Lewis finishes the Long Swim
07th September, 2018
Just 1,800 people have swum across the English Channel. But until this week, no one had ever swum its entire length.
But on 29th August 2018, endurance swimmer and environmental campaigner Lewis Pugh succeeded in his dream to become the first person to swim the full length of the English Channel, from Land’s End to Dover, in just his cap, goggles and Speedo swimming trunks. The 560 km distance is equivalent to 16 English Channel crossings. He estimated that it would take him 50 days, depending on tides and weather, and in the end it took him 49.
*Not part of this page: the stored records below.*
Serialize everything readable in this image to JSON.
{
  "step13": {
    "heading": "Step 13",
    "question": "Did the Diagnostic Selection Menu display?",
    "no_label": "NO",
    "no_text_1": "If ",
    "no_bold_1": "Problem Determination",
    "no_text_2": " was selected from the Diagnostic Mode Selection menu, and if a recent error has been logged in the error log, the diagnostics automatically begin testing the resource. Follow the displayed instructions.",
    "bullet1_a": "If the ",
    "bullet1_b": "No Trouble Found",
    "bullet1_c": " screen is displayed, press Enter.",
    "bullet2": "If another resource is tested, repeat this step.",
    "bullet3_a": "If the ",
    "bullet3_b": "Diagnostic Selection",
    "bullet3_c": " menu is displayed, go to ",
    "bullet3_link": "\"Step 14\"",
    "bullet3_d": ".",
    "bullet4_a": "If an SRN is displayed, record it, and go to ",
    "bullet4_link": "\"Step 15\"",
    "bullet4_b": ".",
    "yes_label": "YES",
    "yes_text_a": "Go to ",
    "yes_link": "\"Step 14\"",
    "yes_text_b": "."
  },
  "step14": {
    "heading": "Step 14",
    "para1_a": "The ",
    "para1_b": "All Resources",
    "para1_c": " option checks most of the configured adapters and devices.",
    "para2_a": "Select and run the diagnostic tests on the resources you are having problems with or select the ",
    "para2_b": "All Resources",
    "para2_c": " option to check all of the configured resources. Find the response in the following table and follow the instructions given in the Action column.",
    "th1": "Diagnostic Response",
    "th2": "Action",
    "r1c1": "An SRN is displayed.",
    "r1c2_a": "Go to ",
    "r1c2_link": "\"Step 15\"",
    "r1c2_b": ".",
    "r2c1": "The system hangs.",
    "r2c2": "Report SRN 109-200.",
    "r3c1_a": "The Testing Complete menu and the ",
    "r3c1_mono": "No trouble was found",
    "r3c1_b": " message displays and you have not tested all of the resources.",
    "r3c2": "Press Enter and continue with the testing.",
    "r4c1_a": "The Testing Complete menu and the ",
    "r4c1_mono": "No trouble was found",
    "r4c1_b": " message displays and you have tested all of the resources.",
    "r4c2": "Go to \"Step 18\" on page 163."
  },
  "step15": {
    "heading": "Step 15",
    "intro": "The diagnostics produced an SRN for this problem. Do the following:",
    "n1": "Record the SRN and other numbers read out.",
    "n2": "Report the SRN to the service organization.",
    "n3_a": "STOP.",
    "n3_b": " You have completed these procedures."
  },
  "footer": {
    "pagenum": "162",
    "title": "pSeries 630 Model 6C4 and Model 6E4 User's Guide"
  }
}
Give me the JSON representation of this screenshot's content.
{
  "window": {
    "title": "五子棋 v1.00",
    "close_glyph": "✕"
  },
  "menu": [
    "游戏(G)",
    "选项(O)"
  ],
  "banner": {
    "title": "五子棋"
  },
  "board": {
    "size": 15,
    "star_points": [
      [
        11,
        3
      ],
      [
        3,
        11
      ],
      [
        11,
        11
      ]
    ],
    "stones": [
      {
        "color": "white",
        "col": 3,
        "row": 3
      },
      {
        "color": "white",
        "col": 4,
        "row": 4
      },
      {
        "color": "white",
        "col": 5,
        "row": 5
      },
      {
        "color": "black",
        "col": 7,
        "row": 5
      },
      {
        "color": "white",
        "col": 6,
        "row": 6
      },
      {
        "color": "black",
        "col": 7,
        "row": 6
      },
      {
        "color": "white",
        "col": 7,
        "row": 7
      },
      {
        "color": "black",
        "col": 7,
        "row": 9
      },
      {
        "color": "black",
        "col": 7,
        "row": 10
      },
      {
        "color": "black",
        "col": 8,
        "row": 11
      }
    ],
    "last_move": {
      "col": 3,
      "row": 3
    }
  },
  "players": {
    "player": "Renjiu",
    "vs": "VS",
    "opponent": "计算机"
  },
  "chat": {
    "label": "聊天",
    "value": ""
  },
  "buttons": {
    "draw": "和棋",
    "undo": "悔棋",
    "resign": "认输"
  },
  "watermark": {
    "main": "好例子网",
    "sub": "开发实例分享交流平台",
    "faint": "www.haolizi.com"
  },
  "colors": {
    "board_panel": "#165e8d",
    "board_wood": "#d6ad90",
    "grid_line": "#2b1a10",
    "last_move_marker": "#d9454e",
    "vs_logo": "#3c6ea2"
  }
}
He finished on Shakespeare Beach, Margate, to a crowd and a robust discussion with Michael Gove, in his Speedos. “I experienced what felt like every possible human emotion all at the same time – I was jubilant, I was exhausted, I was overwhelmed with pride for what we had achieved. I threw my arms up in the air and cheered with the crowds,” he said in his blog.
What is he hoping to encourage as a result of his swim? For more people to stop using plastic straws or bags, to start looking for sustainable fish, to help with a beach clean, or spend a few extra moments considering the health of our oceans and change their behaviour to help.
After the swim he commented: “I would like a nice long rest and a very good sleep but very soon I head off to the G7 summit, where protecting oceans will be top of the agenda, and we’ve got the High Seas Convention where all the nations of the world are coming together to discuss how we can protect the oceans beyond our jurisdiction”.
Lewis started undertaking long distance swims, including the freezing waters of the Arctic and Antarctic, 30 years ago, to highlight the environmental challenge this generation faces in protecting them from global water and plastic pollution. His ‘harsh truth’ is that we are destroying our home.
“I’ve been swimming in our oceans for over 30 years, and the changes I’ve seen have been horrifying. I began swimming in vulnerable ecosystems to draw attention to the impact of our actions on our oceans. I saw enormous chunks of ice slide off Arctic glaciers. I swam over bleached coral killed by rising sea temperatures, and over the bones of whales hunted to the edge of extinction. I saw plastic pollution in the most remote parts of the oceans, and garbage piling up so thick on city beaches that you could no longer see the sand.”
The swim is part of the worldwide Action for Oceans campaign, which calls on governments to fully protect at least 30% of the world’s oceans by 2030. As well as raising awareness about ocean health, Pugh’s swim sought to highlight the positive impact marine conservation zones have on marine life.
The OSS offers Lewis huge congratulations on his monumental achievement, and sincere thanks for helping protect our oceans.